Resolution #9 – Safeguard Institutional Knowledge

Many times, a family-owned business is the result of one founder who has built the operation almost single-handedly. For all of the success that has been achieved, this often leads to a core vulnerability in the organization. A significant amount of the institutional knowledge resides with the founder or with the generation currently at the wheel. In this scenario, could the business survive in case of unexpected events?

This year, make it a point to preserve and protect the crucial institutional knowledge within your operation. All trade secrets, special processes, or whatever may be unique to your business needs to be captured in either document or video format so it doesn’t get lost when founding members move on.

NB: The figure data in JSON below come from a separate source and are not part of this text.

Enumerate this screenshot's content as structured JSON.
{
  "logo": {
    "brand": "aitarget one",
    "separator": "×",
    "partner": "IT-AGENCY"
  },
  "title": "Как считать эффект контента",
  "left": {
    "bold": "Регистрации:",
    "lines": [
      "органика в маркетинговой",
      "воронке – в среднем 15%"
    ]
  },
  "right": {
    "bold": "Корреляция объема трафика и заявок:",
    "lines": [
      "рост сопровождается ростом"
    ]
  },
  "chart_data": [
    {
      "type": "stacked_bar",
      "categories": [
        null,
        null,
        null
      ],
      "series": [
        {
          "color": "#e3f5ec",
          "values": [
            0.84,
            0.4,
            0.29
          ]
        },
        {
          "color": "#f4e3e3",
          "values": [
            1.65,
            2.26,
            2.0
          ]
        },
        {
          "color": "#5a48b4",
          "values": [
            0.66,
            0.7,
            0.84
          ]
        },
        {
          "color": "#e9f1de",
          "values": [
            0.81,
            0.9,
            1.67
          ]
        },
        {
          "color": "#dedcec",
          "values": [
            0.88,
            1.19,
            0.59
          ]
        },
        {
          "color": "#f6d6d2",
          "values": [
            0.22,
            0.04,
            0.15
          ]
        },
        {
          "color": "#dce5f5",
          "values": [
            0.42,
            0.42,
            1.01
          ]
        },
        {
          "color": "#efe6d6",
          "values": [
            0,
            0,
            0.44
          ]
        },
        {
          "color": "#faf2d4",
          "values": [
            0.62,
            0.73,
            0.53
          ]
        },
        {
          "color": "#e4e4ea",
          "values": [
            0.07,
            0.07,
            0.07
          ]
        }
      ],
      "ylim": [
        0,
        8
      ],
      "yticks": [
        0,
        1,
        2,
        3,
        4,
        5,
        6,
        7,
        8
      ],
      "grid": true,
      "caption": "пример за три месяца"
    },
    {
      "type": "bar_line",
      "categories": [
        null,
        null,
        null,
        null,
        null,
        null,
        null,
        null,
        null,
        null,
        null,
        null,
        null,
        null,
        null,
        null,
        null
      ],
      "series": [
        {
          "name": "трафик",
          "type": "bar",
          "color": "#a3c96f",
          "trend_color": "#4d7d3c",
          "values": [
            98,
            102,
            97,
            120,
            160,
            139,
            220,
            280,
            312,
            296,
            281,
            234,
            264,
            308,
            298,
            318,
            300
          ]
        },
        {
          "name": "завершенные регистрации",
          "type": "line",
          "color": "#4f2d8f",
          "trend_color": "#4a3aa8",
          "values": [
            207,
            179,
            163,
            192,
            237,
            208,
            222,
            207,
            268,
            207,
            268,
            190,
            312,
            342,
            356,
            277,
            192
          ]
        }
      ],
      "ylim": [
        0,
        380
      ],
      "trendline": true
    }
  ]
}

One great way to make sure key processes survive generations is to make them part of the onboarding process when new employees join the company.

Resolution #10 – Grow Your Knowledge Outside Your Comfort Zone

In running or working in a family-owned business it is easy to become an expert in that industry. It doesn’t take long to feel like you have PhD level understanding of the intricacies of your given field.

The other side of that coin, of course, is that it is easy to have a fairly narrow or limited worldview. We often aren’t learning new things or expanding our horizons beyond what is relevant to the business.

So, this year be sure to broaden your knowledge beyond your field or industry. Expose yourself to works of art and literature. Take up that new hobby that you’ve been toying with in your mind for years.

By broadening your horizons, you’ll be a more well-rounded world citizen. And in turn, who knows what that could mean for your business?

There really is only one way to find out.